Franz Doblers letzter Roman »Ein Bulle im Zug« wird mit dem Deutschen Krimipreis 2015 ausgezeichnet.
Platz eins für Dobler

Der Augsburger Schriftsteller, Journalist und DJ erhält damit die wohl traditionsreichste deutsche Krimi-Auszeichnung. Franz Dobler, der auch immer wieder als Autor für a3kultur tätig ist, befindet sich damit in bester Gesellschaft. So zählten in der Vergangenheit unter anderem Friedrich Ani und Bernhard Jaumann zu den Auserwählten. Der von einer Jury aus Literaturwissenschaftlern, Kritikern und Buchhändlern vergebene Deutsche Krimipreis zeichnet jedes Jahr jeweils drei deutschsprachige Erstausgaben in den Kategorien National und International aus. Aus gegebenem Anlass lesen Sie die Buchbesprechung zu »Ein Bulle im Zug« aus unserer September-Ausgabe.
Eigentlich war die Schicht für diese Nacht schon zu Ende. Warum Hauptkommissar Fallner kurz nach der Funkmeldung dem jungen Münchner Vorstadtstrizzi Maarouf dennoch zwei Kugeln in den Kopf jagt, ist eine von den Geschichten, die vom schlechten Timing geschrieben werden. Während die interne Abteilung gegen den Schützen ermittelt, zieht sich dieser auf seine innere Haltestelle zurück, in der kein Fahrplan aushängt, auf dem zu lesen wäre, wann der nächste Zug hält.
Von hier aus beobachtet der Eisenbahnersohn mit der BahnCard 100 in der Tasche das ständige Kommen und Gehen der anderen so lange, bis er endlich selber den Absprung schafft und sich auf seine »ziellose Reise durch Deutschland« macht. Er springt auf den ICE Klabautermann und reist mit kleinem Gepäck und ohne Plan. Zu diesem Trip hat er kein Ticket für seine alten Geschichten gelöst. Jaqueline, seine Kollegin und Ehefrau, lässt er zurück, und ebenso Maarouf, denkt Fallner.

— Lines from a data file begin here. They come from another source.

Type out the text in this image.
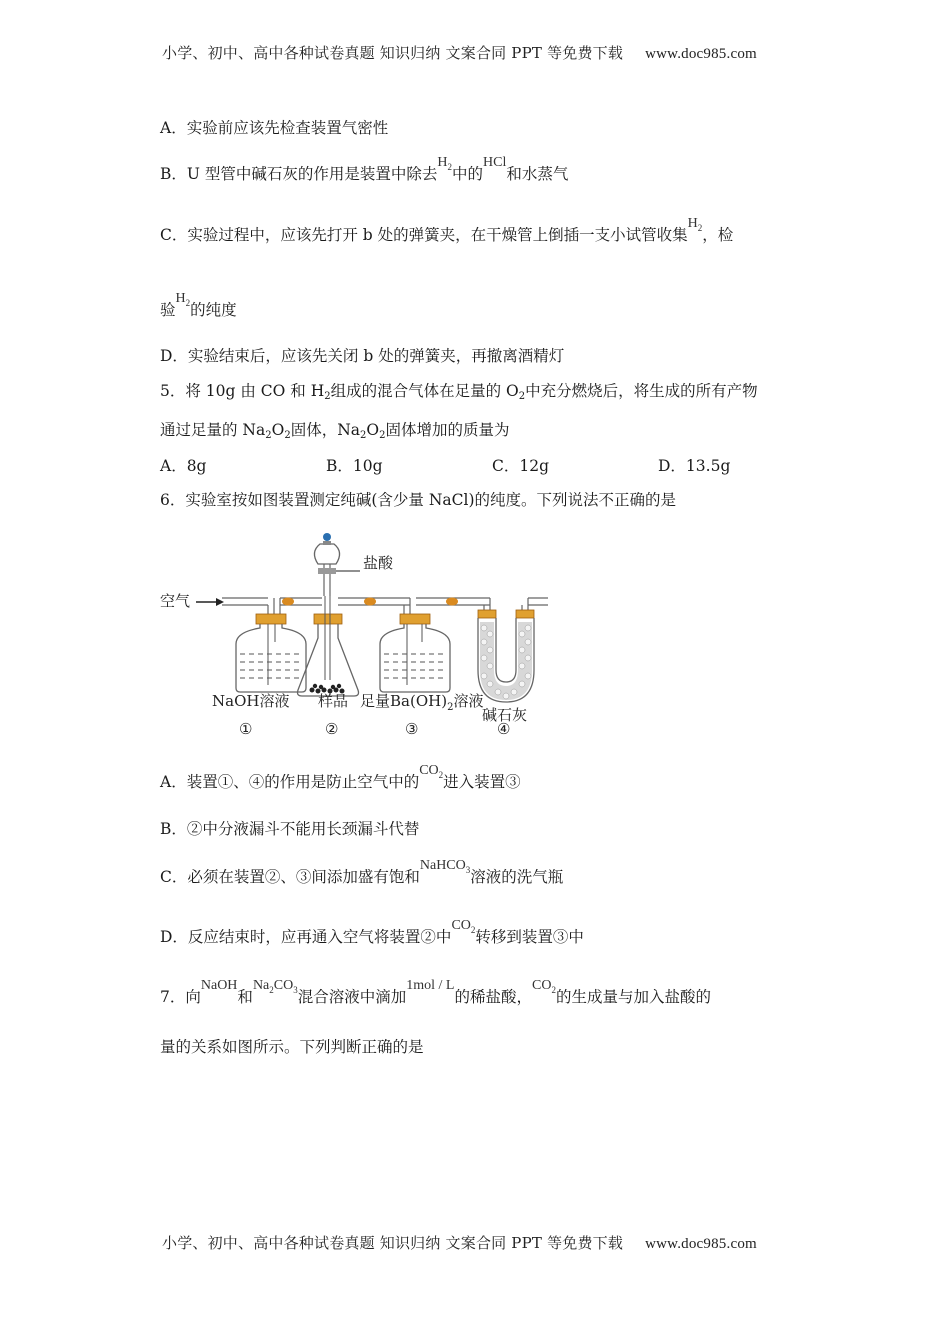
小学、初中、高中各种试卷真题 知识归纳 文案合同 PPT 等免费下载 www.doc985.com
A．实验前应该先检查装置气密性
B．U 型管中碱石灰的作用是装置中除去$H_2$中的HCl和水蒸气
C．实验过程中，应该先打开 b 处的弹簧夹，在干燥管上倒插一支小试管收集$H_2$，检
验$H_2$的纯度
D．实验结束后，应该先关闭 b 处的弹簧夹，再撤离酒精灯
5．将 10g 由 CO 和 $H_2$组成的混合气体在足量的 $O_2$中充分燃烧后，将生成的所有产物
通过足量的 $Na_2O_2$固体，$Na_2O_2$固体增加的质量为
A．8g	B．10g	C．12g	D．13.5g
6．实验室按如图装置测定纯碱(含少量 NaCl)的纯度。下列说法不正确的是
空气
盐酸
NaOH溶液 样品 足量$Ba(OH)_2$溶液
碱石灰
①	②	③	④
A．装置①、④的作用是防止空气中的$CO_2$进入装置③
B．②中分液漏斗不能用长颈漏斗代替
C．必须在装置②、③间添加盛有饱和NaHCO$_3$溶液的洗气瓶
D．反应结束时，应再通入空气将装置②中$CO_2$转移到装置③中
7．向NaOH和$Na_2CO_3$混合溶液中滴加1mol / L的稀盐酸，$CO_2$的生成量与加入盐酸的
量的关系如图所示。下列判断正确的是
小学、初中、高中各种试卷真题 知识归纳 文案合同 PPT 等免费下载 www.doc985.com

Seit der Schießerei ist der tote Junge sein Begleiter. Er begegnet ihm zu Hause, wenn er vom Balkon aus die Waggone der vorbeirasenden Züge zählt, im Café, im Gedränge am Bahnsteig. Sein Opfer lässt nicht mehr von ihm ab. Es beschimpft ihn, reizt ihn und diskutiert mit ihm und wird so langsam, aber sicher zu seinem Vertrauten.
Mit Maarouf im Kopf und dem alten Dienstausweis in der Tasche rast Fallner durch das Land. Er blickt auf die vorbeifliegende Landschaft, auf sich, auf die Mitreisenden. Wenn es ihn juckt, macht er sich wichtig, und wenn er Auslauf braucht, sucht er sich zwischen zwei Zügen eine nette Kneipe mit freundlichen Gästen in Bahnhofsnähe. Und immer öfter blitzt aus diesem Wahnsinn das Glück durch. Wohin das führen mag, man wird sehen …
Franz Dobler hat Rhythmus, er hat Stil, er hat Witz. Er nimmt den Leser vom grotesken Intro mit einem über das Sein und die Welt philosophierenden ICE mit in die Welt des vom Dienst suspendierten Fallner und verzichtet dabei auf eine Gut-oder-böse-Dramaturgie. Den Hard Bop dazu bläst Lee Morgan. Gott sei seiner Seele gnädig. (Jürgen Kannler)
Franz Doblers 344 Seiten starker Roman »Ein Bulle im Zug« erschien Ende August bei Tropen/Klett-Cotta.